Even if this is not what various authors and teachers have meant in their commentaries, this is an interpretation carried – consciously or unconsciously – by many Zen students: We figure that our lives will be mostly “spent” in the relative, nourished by vague memories of our past experiences of the absolute. Then, at certain times, we get the opportunity to “switch modes” and try to tap into the absolute – understanding, of course, that “we” won’t even really be there to experience it.

Dogen’s Zen has got to be deeper than that, doesn’t it? Because of my intuition that it is,  I have to depart from the dualistic interpretation described above. I could be wrong, but I am interpreting this based on my own sense of the Dharma, as opposed to claiming some scholarly understanding of what Dogen meant.

I think Nishiari might have agreed with me. He interprets the meaning of “dark” in a non-dualistic way, taking it to refer to “all things merging in darkness.” In Zen, dark often signifies the absolute, or non-differentiated reality; in this case Nishiari seems to be proposing that when you intimately intuit, there is no “other side:”

“When we intuit that the self and outer realm are not two, but one, there is not a second person throughout heaven and earth. When we illuminate one side, the dharmadhatu [the realm of the absolute] becomes one side, the ten directions [all directions, or everything everywhere] become dark and all collapse.”

He continues, suggesting that through our limited, one-sided illumination we can touch the infinite:

“This one side merges with all dharmas in darkness and there is nothing left out. It’s called dark. One dharma comprehends myriad dharmas in darkness.”

All of Dogen’s teaching, all of the Genjokoan, all of our practice is fundamentally about this paradoxical nature of our existence: How we realize, actualize, and live in harmony with the absolute as a limited being.  Not in spite of our limited being. Not once we transcend our limited being. Not only when we give up our limited being. Not when we discover an alternative, unlimited being. We remain a limited being and we awaken to how, simultaneously, all things are Being and there are no real boundaries around or within Being.

So, what does this mean to our practice?
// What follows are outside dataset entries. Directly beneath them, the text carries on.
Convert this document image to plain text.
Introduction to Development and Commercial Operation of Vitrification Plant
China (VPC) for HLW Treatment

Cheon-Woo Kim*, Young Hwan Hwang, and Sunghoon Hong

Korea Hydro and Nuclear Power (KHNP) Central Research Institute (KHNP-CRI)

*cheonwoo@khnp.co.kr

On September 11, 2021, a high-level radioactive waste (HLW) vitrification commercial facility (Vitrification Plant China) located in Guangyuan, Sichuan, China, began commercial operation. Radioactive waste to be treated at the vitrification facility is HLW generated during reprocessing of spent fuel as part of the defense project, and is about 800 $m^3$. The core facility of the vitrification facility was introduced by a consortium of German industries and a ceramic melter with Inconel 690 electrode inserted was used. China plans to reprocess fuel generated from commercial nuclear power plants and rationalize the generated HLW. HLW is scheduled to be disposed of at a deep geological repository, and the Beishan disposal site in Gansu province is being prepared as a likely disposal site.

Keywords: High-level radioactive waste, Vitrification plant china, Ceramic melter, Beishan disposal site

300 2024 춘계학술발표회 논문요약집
It means we can rely on the fact that we are not cut off from the absolute just because we manifest as a person. In a moment of wholehearted participation in reality, the self is there; it still has a limited view, but by its wholehearted participation it realizes the whole of reality through just what it can see and experience and know. This “self,” of course, is not the conventional self that is defined by our relationships and details and is actually fairly easy to forget. It’s the Self that lies underneath that – the Self that wonders about existence and absolute reality.

We don’t have wait until we’ve managed to get rid of to get rid of our sense of Self in order to intuit dharmas intimately with our whole body-and-mind. So we’d better get busy.